En l'espèce, outre le défaut de preuve d'un risque de conséquences manifestement excessives en cas de poursuite de l'exécution provisoire, il ne peut qu'être relevé que si, évoquant un futur procédural, la société Comap indique qu'elle 'produira dans le cadre de la procédure au fond toutes les lettres de rupture (...)', force est de constater que les dites lettres ne sont pas versées aux débats à la présente instance alors que les premiers juges, statuant en formation de départage, ont expressément relevé la piètre lisibilité du registre unique du personnel produit et le fait que ce faisant, n'était pas rapportée 'la preuve qu'il s'agit de démission ou de causes de rupture excluant l'établissement d'un plan de sauvegarde de l'emploi (...)', éléments ayant conduit la juridiction de première instance à considérer que le licenciement de M. [D] ne pouvait intervenir sans qu'ait été élaboré un PSE, de telle sorte que le dit licenciement se trouvait entaché de nullité en application des articles L1235-10, L1235-11 et L1233-61 du code du travail.

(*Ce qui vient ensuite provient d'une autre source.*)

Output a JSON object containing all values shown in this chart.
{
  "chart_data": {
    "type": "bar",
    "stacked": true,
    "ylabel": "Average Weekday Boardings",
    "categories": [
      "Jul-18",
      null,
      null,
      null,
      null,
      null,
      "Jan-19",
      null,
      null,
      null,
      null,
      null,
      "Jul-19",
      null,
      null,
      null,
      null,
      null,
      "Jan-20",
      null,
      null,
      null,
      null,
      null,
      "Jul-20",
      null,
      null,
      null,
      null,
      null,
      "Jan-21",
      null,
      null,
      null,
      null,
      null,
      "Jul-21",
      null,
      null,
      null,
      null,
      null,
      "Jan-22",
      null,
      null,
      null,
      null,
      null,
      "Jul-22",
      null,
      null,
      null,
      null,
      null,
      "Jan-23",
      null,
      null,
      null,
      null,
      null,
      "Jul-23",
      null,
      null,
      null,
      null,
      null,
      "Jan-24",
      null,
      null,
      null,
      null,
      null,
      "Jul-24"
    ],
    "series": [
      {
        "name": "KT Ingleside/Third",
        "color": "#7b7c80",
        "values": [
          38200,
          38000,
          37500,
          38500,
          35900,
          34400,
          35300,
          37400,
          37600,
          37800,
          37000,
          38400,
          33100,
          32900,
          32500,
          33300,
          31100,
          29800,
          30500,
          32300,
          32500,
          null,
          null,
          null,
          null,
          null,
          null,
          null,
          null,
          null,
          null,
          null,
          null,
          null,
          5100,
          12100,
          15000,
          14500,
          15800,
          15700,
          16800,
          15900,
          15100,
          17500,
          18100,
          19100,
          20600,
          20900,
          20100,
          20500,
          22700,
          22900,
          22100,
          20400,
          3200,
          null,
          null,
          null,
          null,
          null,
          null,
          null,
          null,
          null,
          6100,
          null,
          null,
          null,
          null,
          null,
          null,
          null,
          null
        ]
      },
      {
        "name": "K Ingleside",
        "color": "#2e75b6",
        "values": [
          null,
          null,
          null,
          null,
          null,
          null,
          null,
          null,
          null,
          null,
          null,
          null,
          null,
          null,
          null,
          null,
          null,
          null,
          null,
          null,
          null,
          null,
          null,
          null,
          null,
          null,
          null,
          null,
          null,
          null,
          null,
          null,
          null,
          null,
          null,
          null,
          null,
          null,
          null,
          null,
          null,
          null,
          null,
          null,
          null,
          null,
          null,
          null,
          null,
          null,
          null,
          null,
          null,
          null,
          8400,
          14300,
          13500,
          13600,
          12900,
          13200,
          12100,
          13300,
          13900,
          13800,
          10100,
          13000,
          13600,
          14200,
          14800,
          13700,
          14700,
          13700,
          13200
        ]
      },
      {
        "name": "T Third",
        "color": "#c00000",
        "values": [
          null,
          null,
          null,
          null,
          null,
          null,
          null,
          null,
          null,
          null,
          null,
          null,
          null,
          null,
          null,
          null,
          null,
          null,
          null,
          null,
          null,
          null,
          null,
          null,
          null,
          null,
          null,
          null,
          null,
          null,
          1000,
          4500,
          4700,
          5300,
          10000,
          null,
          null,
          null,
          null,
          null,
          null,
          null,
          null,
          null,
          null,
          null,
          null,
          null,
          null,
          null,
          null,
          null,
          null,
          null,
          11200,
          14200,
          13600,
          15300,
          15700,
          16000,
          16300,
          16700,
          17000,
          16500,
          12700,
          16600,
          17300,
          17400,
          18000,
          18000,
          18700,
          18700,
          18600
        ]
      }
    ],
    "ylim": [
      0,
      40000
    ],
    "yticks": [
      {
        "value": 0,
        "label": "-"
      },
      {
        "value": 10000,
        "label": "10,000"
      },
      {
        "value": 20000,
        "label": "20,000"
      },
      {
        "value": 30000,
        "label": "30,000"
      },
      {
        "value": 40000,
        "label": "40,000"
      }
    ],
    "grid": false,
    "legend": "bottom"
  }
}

La demande de consignation est injustifiée et doit être rejetée.

3- Sur la demande de constitution d'une garantie :

L'article 517 du code de procédure civile dispose : 'L'exécution provisoire peut être subordonnée à la constitution d'une garantie, réelle ou personnelle, suffisante pour répondre de toutes restitutions ou réparations'.

En l'espèce et ainsi que cela résulte des développements qui précèdent, la société Comap qui procède par voie d'affirmation sur un risque d'insolvabilité de M. [D] tout en se dispensant de produire tous éléments comptables certifiés et/ou attestations comptables, ne justifie pas d'une quelconque insolvabilité l'empêchant de régler les causes du jugement querellé.

Il ne saurait être exigé dans un tel contexte de M. [D] qu'il doive constituer une garantie réelle ou personnelle pour répondre d'éventuelles restitutions.

La demande sera rejetée.

4- Sur les dépens et frais irrépétibles :

En application de l'article 696 du code de procédure civile, les dépens de la présente instance seront supportés par la société Comap qui échoue en ses demandes.

L'équité commande de condamner la société Comap à payer à M. [D] une indemnité d'un montant de 1.500 euros sur le fondement des dispositions de l'article 700 du code de procédure civile.

PAR CES MOTIFS

Statuant publiquement, contradictoirement, par ordonnance mise à la disposition des parties au greffe,

Déboutons la société Aalberts HFC Comap SA de toutes ses demandes ;

Rappelons qu'en vertu de l'article L 111-10 alinéa 2 du code des procédures civiles d'exécution, l'exécution est poursuivie aux risques du créancier. Celui-ci rétablit le débiteur dans ses droits en nature ou par équivalent si le titre est ultérieurement modifié ;

Condamnons la société Aalberts HFC Comap SA à payer à M. [D] la somme de 1.500 euros sur le fondement des dispositions de l'article 700 du code de procédure civile ;

Condamnons la société Aalberts HFC Comap SA aux dépens de l'instance en référé.

LE GREFFIER, LE DÉLÉGUÉ DU PREMIER PRÉSIDENT.